I've been so tired lately that I'm starting to embrace the Kenyan culture of not reading. By the time I'm done with my patients and all such related activity, I just want to get home and de-stress. My mind can't be bothered with fanciful thoughts of reading or even trying to keep up with new advances in the medical field...I'd rather just soak in some sensory deprivation and chill.

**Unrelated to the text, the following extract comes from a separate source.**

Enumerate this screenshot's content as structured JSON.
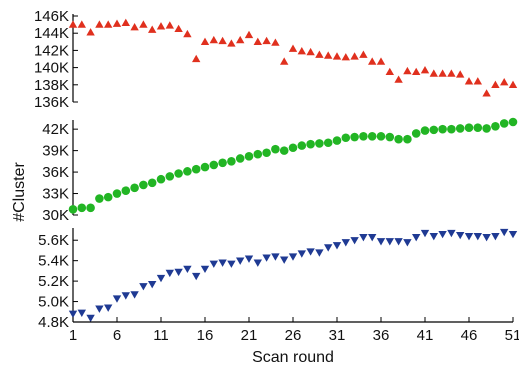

Last week, I even had the dubious distinction of being tossed under the bus by my consultant for some shenanigans that went down at the hospital. Of course I can't divulge any of the details, but it has got to be one of the most underhanded things that has happened to me while I've worked as a doctor. People don't understand how much medico-legal detail is involved in dealing with patients, and I think a lot more people would steer clear of the medical profession if the actually found out. We may have come along way scientifically, but there's still a lot that we don't know about medical practice. Sometimes it can actually feel more like practising an Art than a Science.

The patients and their relatives will see things differently though. I think medicine is one of the few careers where people feel like they can question your acumen without having even a basic grasp of the concepts involved. Even a primary school teacher is unlikely to get called out on the pedagogy that they employ to teach their students; but a doctor is fair game to everyone. We have moved away from Paternalistic Medicine to a more shared patient-doctor relationship, which I feel is more ideal; if you can understand the disease process and its respective treatment, then I believe the patient can participate more actively in the treatment. Don't get me wrong, if the situation calls for it and either their patient or caregiver is unable to fathom what needs to be done, it is my duty to go "over their heads" and be paternalistic, for the patient's sake.

There is, however, a third patient-doctor relationship that has developed lately that emphasizes Patient Autonomy. If the patient has the necessary education or understanding of their condition, this may be bearable; however, a lot of times you encounter this from a patient who merely wants to be in-charge without a semblance of a clue as to what they actually require. These are the patients (and relatives) that are likely to haul you court for some good old litigation. Thank God I have an extra card up my sleeve for such patients: I can just "Discharge (them) Against Medical Advice" (DAMA), and let them end up being someone else's problem.

I think I'm just a bit disillusioned by the medical field these days. Job satisfaction is at an all-time low, and I don't have the energy to keep myself afloat. I'm beginning to detest some of my patients and the systematic failure at my workplace is just draining. I hate this government for doing nothing to avert or even alleviate the effects of this strike; I'm annoyed at the general public for not having the guts to even try to keep this government accountable despite the egregious missteps that they have committed.

Lord knows I just need a break. Maybe a change in this 10-month routine will do me some good. Something's got to give.